'Press red for more' is about to offer a lot more 'more'. The BBC is reinventing the Red Button service, connecting the interactive service to the web to create the Connected Red Button.
Red Button services are extra bits and pieces related to the TV programme you're watching, named for the red button on your remote control that you press for interactive extras.
It's probably the most accessible and mainstream way of accessing 'companion experiences': extra interactive stuff to do with the show you're watching. Companion experiences vary from choosing different angles to watch a sporting event to placing you in the conductor's perspective at the Proms, or even turning radio into TV by showing a camera feed from the station you're hearing through your digital telly.

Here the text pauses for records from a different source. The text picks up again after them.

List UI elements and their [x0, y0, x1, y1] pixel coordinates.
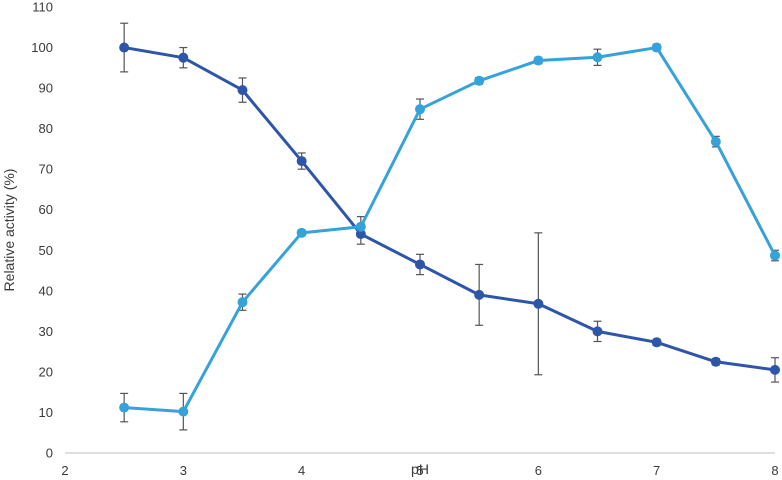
series-1-point	[237, 85, 248, 96]
x-tick-label: 7	[653, 463, 660, 478]
y-tick-label: 10	[39, 405, 53, 420]
x-tick-label: 3	[180, 463, 187, 478]
series-2-point	[355, 221, 366, 232]
series-1-point	[178, 52, 189, 63]
y-tick-label: 110	[32, 0, 53, 15]
series-2-point	[710, 136, 721, 147]
series-1-point	[533, 298, 544, 309]
x-tick-label: 5	[416, 463, 423, 478]
data-points	[119, 42, 780, 417]
series-1-point	[770, 364, 780, 375]
series-line-2	[122, 46, 777, 414]
series-2-point	[533, 55, 544, 66]
y-tick-label: 30	[39, 324, 53, 339]
series-2-point	[178, 406, 189, 417]
y-tick-label: 60	[39, 202, 53, 217]
series-1-point	[710, 356, 721, 367]
x-tick-label: 6	[535, 463, 542, 478]
series-2-point	[296, 227, 307, 238]
series-line-1	[122, 46, 777, 372]
y-tick-label: 20	[39, 364, 53, 379]
series-1-point	[119, 42, 130, 53]
x-tick-label: 8	[771, 463, 778, 478]
series-1-point	[296, 156, 307, 167]
series-1-point	[592, 326, 603, 337]
x-tick-label: 2	[61, 463, 68, 478]
series-2-point	[237, 297, 248, 308]
series-2-point	[119, 402, 130, 413]
series-2-point	[474, 75, 485, 86]
series-2-point	[770, 250, 780, 261]
y-tick-label: 70	[39, 162, 53, 177]
series-1-point	[474, 289, 485, 300]
y-tick-label: 0	[46, 446, 53, 461]
series-2-point	[592, 52, 603, 63]
y-tick-label: 90	[39, 81, 53, 96]
x-tick-label: 4	[298, 463, 305, 478]
y-tick-label: 40	[39, 283, 53, 298]
x-axis-title: pH	[411, 461, 429, 477]
series-1-point	[415, 259, 425, 270]
series-1-point	[651, 337, 662, 348]
series-2-point	[651, 42, 662, 53]
y-tick-label: 50	[39, 243, 53, 258]
y-tick-label: 100	[31, 40, 53, 55]
y-tick-label: 80	[39, 121, 53, 136]
y-axis-title: Relative activity (%)	[1, 169, 17, 292]
series-2-point	[415, 104, 425, 115]
series-lines	[122, 46, 777, 414]
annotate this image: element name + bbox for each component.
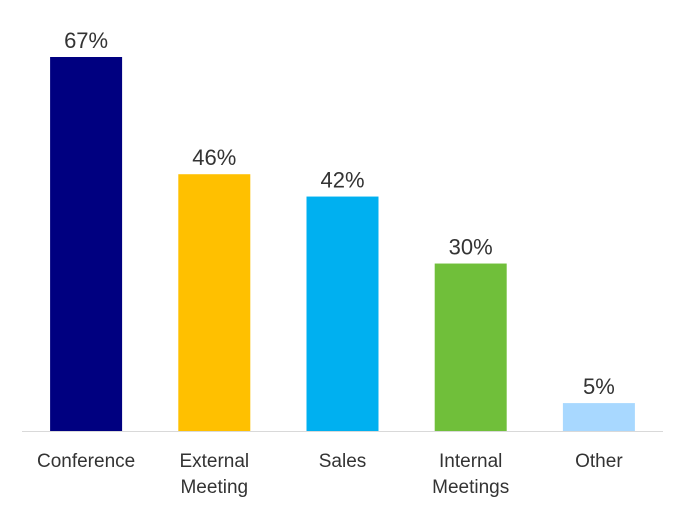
category-label-3: Internal Meetings [432, 451, 509, 498]
bars-group [50, 57, 635, 431]
value-labels-group: 67% 46% 42% 30% 5% [64, 28, 615, 399]
category-label-2: Sales [319, 451, 367, 472]
value-label-3: 30% [449, 235, 493, 260]
category-label-0: Conference [37, 451, 135, 472]
category-label-1: External Meeting [179, 451, 249, 498]
bar-0 [50, 57, 123, 431]
category-labels-group: Conference External Meeting Sales Internal Me… [37, 451, 623, 498]
bar-1 [178, 174, 251, 431]
value-label-1: 46% [192, 145, 236, 170]
value-label-2: 42% [320, 168, 364, 193]
bar-2 [306, 196, 379, 431]
bar-3 [434, 263, 507, 431]
bar-4 [562, 403, 635, 431]
value-label-0: 67% [64, 28, 108, 53]
value-label-4: 5% [583, 374, 615, 399]
category-label-4: Other [575, 451, 623, 472]
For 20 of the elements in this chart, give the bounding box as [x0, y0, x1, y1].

Now Auntie Beeb is streamlining and reinventing the Red Button experience, tying it in with the Internet to create the Connected Red Button. Currently, you see Red Button extras on the same screen as the show you're watching. But the Connected Red Button could see you get the extras on your phone or tablet -- the so-called second screen everyone's talking about.

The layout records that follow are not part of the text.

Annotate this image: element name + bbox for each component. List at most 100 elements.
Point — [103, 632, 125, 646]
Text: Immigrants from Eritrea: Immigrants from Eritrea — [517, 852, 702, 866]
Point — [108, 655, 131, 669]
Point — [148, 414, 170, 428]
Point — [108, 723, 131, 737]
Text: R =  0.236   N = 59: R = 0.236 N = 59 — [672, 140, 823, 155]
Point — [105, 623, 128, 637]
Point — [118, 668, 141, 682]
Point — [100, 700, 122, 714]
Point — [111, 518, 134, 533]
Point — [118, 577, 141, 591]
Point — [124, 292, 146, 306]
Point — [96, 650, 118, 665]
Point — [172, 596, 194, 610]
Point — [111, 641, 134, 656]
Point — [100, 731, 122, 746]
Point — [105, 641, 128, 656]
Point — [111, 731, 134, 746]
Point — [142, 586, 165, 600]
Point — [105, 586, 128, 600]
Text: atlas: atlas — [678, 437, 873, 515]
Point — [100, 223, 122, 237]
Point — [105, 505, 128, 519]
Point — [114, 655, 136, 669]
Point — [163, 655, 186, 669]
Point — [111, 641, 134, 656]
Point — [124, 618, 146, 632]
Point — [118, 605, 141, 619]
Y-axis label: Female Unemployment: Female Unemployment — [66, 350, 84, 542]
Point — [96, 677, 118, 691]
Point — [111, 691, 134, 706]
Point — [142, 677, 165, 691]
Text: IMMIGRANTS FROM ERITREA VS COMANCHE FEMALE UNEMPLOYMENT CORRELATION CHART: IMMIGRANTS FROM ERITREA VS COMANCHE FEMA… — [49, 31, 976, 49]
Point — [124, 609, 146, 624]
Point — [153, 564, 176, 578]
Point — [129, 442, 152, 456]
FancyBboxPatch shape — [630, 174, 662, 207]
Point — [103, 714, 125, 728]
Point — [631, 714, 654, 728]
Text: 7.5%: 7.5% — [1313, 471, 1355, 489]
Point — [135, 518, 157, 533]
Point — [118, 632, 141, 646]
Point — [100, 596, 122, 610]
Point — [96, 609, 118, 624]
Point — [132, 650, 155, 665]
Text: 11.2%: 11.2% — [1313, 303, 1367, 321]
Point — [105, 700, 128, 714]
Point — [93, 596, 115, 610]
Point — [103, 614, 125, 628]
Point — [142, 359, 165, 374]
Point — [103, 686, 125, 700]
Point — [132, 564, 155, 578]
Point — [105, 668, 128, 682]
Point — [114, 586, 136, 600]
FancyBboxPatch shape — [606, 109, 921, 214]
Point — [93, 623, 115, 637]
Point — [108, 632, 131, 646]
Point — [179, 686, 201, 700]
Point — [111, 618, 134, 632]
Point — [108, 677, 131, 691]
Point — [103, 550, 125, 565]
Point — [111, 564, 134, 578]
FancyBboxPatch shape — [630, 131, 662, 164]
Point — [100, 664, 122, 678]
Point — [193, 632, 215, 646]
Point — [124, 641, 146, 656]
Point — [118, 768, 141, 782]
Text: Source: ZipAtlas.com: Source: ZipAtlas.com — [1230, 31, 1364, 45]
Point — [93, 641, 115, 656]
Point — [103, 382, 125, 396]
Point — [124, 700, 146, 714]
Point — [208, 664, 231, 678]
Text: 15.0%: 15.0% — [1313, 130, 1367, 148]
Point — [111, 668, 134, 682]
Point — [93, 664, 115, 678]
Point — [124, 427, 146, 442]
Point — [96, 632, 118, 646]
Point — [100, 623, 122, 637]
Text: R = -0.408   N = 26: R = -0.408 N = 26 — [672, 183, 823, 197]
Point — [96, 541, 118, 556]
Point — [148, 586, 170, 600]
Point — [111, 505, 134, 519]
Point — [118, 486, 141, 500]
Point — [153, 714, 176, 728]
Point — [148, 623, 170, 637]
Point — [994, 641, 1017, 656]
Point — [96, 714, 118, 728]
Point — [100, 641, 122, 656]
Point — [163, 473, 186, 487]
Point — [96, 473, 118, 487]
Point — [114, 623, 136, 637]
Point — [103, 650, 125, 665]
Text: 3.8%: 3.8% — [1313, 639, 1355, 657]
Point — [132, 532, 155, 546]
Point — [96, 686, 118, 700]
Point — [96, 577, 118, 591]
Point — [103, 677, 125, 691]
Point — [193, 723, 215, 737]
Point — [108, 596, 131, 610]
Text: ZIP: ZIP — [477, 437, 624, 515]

You could be watching EastEnders, for example, and the Red Button can bring up iPlayer to catch the previous episode, or if you're watching a cooking show you can hit the Red Button to save a recipe from the show for later viewing on a phone or computer.
Other online companion experiences include an Antiques Roadshow iPad app, which lets you guess how much an item will be worth. If you don't have an Internet-connected TV, the traditional Red Button will continue to offer extras for programmes.
Astonishingly, the red button is 13 years old. It was launched at Wimbledon this week in 1999. Today it's used by a third of the population of the UK.